En mai 2005: Babelio et les éditions Séguier, que je remercie, m'adressent "Hervé Guibert ou les morsures du destin".
Entre-temps, j'avais acheté deux livres d'Hervé Guibert, lu des articles, mais l'étude de Frédéric Andrau, complète, objective, nuancée, m'a beaucoup enrichie, comme elle enrichira ceux qui ont la volonté de dépasser l'image facile et médiatique de "L'homme au chapeau rouge", qui ne fut pas seulement le provocateur, victime - peu après son maître et ami Michel Foucault - du sida, mais un jeune homme aux talents multiples, passionné de littérature, de photographie et un être complexe et contradictoire.
Il écrivait depuis l'âge de 5 ans, lisait et relisait inlassablement des auteurs comme Knut Hamsun ou Thomas Bernhard, et son imagination foisonnante lui permit de jouer avec talent de ses fantasmes, de savoir lier mort, sexe, sang et beauté.. Son originalité essentielle fut de faire de sa maladie et de sa mort un objet littéraire.
Outre ses activités journalistiques, cinématographiques, il fut un théoricien de la photo et un photographe de talent que l'on découvre enfin.
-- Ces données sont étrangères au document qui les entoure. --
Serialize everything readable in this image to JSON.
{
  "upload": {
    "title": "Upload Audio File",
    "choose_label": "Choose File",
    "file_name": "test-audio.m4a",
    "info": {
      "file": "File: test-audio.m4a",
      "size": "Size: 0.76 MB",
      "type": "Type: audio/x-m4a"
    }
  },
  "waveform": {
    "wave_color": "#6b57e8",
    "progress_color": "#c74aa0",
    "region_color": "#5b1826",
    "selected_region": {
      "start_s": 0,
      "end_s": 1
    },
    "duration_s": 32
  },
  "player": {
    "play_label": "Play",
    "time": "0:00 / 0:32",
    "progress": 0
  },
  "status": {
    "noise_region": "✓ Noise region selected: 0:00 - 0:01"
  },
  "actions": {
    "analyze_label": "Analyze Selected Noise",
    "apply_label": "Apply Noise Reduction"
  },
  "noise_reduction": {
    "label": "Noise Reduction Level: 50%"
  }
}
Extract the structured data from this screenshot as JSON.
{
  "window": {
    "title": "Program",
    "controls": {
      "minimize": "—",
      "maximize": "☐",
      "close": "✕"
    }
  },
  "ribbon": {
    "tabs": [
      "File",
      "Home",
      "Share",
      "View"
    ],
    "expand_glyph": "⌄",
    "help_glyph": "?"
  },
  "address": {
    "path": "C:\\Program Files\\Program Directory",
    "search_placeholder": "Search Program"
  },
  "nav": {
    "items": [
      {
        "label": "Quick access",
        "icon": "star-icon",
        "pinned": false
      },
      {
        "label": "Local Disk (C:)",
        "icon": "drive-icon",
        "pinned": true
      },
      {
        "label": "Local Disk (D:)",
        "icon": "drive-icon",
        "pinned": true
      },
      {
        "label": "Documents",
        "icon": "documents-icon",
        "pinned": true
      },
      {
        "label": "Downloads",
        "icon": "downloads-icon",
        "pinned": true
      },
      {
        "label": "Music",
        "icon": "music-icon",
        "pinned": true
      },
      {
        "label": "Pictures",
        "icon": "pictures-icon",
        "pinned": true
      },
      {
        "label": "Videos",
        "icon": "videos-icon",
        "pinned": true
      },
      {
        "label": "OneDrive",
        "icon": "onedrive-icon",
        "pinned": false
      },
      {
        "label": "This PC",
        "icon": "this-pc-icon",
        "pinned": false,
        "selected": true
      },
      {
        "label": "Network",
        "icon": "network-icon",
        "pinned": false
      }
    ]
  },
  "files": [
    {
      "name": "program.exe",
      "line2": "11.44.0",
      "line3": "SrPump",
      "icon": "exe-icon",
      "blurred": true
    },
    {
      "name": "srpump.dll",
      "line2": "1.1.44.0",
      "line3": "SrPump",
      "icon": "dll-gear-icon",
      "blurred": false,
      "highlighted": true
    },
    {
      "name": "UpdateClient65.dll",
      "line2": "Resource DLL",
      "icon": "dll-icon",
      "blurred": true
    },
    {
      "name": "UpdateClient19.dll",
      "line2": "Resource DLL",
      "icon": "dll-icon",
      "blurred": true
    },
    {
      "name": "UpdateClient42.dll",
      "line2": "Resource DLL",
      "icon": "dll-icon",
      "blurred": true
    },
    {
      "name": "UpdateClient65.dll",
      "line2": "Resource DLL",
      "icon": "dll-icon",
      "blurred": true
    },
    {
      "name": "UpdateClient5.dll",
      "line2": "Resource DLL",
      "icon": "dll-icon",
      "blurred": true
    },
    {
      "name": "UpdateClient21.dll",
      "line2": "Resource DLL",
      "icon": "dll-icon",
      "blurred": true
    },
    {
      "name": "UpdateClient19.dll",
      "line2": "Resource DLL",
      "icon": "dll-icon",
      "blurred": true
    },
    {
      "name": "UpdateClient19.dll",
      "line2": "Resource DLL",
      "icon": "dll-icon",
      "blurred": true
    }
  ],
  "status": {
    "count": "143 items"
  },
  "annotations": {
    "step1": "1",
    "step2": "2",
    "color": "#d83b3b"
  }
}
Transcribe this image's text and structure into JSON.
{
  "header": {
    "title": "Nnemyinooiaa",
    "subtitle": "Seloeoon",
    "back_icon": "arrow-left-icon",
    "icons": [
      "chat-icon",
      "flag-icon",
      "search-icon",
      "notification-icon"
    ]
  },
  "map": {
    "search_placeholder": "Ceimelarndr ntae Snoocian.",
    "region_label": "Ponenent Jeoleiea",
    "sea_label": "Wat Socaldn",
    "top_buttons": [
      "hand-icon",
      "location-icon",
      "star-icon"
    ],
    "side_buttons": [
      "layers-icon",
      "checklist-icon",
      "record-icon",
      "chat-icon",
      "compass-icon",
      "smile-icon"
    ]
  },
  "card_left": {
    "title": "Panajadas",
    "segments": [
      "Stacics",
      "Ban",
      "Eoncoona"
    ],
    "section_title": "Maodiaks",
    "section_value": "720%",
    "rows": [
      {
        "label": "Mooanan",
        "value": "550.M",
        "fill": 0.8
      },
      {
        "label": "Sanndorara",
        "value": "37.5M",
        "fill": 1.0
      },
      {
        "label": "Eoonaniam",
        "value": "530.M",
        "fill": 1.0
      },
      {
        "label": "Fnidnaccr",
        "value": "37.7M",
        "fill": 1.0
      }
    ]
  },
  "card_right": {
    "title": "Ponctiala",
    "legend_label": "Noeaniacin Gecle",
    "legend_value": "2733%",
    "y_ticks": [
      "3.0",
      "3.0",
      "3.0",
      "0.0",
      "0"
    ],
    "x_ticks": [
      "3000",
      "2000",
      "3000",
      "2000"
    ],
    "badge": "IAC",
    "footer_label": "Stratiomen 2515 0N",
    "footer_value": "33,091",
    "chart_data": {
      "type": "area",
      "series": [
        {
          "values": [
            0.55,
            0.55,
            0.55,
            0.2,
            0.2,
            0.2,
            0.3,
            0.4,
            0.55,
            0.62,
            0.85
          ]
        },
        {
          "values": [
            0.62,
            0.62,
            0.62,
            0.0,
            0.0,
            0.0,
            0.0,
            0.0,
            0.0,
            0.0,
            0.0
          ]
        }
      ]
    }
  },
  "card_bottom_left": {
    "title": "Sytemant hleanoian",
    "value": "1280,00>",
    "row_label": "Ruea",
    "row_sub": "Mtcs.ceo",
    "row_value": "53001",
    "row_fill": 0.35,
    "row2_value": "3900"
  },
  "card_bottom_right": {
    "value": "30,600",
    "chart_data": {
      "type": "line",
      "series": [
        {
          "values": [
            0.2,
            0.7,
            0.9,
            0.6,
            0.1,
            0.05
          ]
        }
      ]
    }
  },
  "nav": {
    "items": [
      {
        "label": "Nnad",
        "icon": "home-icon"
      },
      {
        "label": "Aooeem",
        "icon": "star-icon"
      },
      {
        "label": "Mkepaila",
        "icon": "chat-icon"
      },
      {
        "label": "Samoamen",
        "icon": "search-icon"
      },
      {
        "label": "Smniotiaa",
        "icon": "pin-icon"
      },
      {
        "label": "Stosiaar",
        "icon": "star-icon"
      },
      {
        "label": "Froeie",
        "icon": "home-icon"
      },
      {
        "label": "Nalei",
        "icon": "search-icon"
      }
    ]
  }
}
Ses photos se sont voulues l'écho visuel du sida, et furent aussi pour lui un moyen de supporter l'insupportable.
Si Frédéric Andrau met l'accent sur la gentillesse, la générosité, la fidélité d'Hervé Guibert, qualités qui tendent à être occultées par les éléments scandaleux de sa vie, il montre aussi les paradoxes et les contradictions du jeune homme, à la fois pudique et exhibitionniste, refusant les tabous, revendiquant dans son oeuvre une totale transparence et pourtant longtemps dans le déni de sa maladie, vivant le sida à la fois comme une immense angoisse mais aussi comme un moyen de s'ouvrir les portes de la renommée, fasciné en même temps qu'horrifié par la transformation et la dégradation de son corps.
Frédéric Andrau non seulement analyse finement l'oeuvre, mais en met en évidence les thèmes majeurs: érotisme, fantasmes, pornographie, et même pédophilie -ce qui, curieusement, ne fit pas scandale à l'époque - dérision, récurrence des autoportraits, fascination - et ce, bien avant les premières atteintes du sida - pour la mort, cette mort qui rôde en permanence dans ses photos comme dans ses écrits.
Par les éléments biographiques qu'il donne, sans aucun voyeurisme et même avec une immense discrétion, lorsqu'il évoque Christine, l'épouse, ou Thierry, le compagnon, Frédéric Andrau permet de voir plus clair dans cet enchevêtrement de la réalité et de la fiction propre à Hervé Guibert, et pour tout cela, on salue son ouvrage.